Serie A: “Caso Rocchi”, Grassani avverte: «Frode sportiva, rischi fino a 9 anni. Per i club penalizzazioni e retrocessione»
Il caso Rocchi continua a scuotere il calcio italiano e apre scenari pesantissimi anche sul piano giuridico-sportivo. A fare chiarezza è stato l’avvocato Grassani, intervenuto negli studi di DAZN, delineando le possibili conseguenze dell’inchiesta in corso.
Nel suo intervento, Grassani ha spiegato:
«La frode sportiva è un reato previsto dalla legge che punisce chi tenta di alterare le competizioni sportive in qualunque forma. In questo caso l’ipotesi contestata a Rocchi e Gervasoni è in concorso, ed è un reato severamente punito».

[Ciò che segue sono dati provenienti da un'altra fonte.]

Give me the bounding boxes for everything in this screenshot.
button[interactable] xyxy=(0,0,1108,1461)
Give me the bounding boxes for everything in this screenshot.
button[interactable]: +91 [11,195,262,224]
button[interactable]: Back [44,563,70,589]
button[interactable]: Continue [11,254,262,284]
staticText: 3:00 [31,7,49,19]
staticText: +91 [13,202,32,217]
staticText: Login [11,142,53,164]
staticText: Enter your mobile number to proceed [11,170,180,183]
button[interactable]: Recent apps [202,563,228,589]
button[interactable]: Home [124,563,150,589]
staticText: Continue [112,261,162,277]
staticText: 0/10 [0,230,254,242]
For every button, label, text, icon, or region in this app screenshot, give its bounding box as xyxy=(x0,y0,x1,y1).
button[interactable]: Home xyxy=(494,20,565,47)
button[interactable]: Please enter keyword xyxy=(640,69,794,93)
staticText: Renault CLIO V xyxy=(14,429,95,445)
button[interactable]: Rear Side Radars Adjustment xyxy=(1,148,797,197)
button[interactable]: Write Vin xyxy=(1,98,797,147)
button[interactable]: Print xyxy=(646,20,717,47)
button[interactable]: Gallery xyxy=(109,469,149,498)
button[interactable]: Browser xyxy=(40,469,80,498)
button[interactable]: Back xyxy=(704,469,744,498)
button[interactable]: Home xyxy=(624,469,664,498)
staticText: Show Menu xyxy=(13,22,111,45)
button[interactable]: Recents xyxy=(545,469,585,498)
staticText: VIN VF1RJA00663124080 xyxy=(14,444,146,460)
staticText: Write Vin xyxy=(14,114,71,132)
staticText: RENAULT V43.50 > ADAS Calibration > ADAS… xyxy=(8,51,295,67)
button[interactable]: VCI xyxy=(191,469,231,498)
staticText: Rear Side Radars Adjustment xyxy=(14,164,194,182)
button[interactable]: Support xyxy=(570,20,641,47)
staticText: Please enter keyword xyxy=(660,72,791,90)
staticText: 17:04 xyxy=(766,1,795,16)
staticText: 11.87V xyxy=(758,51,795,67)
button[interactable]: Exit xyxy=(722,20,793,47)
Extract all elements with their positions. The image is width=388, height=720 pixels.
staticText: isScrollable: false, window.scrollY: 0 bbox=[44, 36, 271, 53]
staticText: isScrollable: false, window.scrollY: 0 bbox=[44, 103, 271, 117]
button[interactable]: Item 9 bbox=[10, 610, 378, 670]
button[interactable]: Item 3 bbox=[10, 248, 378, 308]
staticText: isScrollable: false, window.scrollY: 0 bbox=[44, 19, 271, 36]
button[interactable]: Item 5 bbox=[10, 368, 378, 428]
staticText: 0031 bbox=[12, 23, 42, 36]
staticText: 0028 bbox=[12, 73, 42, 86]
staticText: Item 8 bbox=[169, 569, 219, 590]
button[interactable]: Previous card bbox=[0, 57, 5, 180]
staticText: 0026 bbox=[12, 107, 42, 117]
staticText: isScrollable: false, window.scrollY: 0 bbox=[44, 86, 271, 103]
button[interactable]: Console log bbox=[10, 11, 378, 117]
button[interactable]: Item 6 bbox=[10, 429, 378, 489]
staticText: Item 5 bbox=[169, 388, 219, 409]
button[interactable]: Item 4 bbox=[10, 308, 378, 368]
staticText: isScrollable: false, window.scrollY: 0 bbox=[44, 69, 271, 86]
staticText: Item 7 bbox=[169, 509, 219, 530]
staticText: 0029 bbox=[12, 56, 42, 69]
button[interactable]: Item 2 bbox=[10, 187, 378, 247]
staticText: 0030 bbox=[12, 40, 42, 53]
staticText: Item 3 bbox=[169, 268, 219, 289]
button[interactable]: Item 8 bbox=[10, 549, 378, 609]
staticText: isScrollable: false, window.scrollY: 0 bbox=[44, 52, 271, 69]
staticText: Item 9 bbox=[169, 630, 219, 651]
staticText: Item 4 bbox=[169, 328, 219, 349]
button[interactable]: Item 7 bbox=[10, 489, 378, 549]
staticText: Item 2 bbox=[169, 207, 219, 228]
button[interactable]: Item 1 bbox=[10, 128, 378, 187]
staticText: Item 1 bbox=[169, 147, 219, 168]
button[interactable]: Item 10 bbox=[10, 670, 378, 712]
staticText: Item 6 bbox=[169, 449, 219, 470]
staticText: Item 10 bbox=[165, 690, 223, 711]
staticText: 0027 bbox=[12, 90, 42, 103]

Entrando nel merito delle pene, ha sottolineato:
«Le conseguenze per chi altera o tenta di alterare sono severissime dal punto di vista penale. Di base da 2 a 6 anni, si può arrivare fino a 9 anni».
Al momento, però, il perimetro dell’indagine resta circoscritto agli arbitri coinvolti:
«Da quanto emerge l’indagine penale ha come indagati Rocchi e Gervasoni. Non ci sono tesserati, dipendenti, dirigenti o club. Ritengo sia prematuro ipotizzare conseguenze ai club».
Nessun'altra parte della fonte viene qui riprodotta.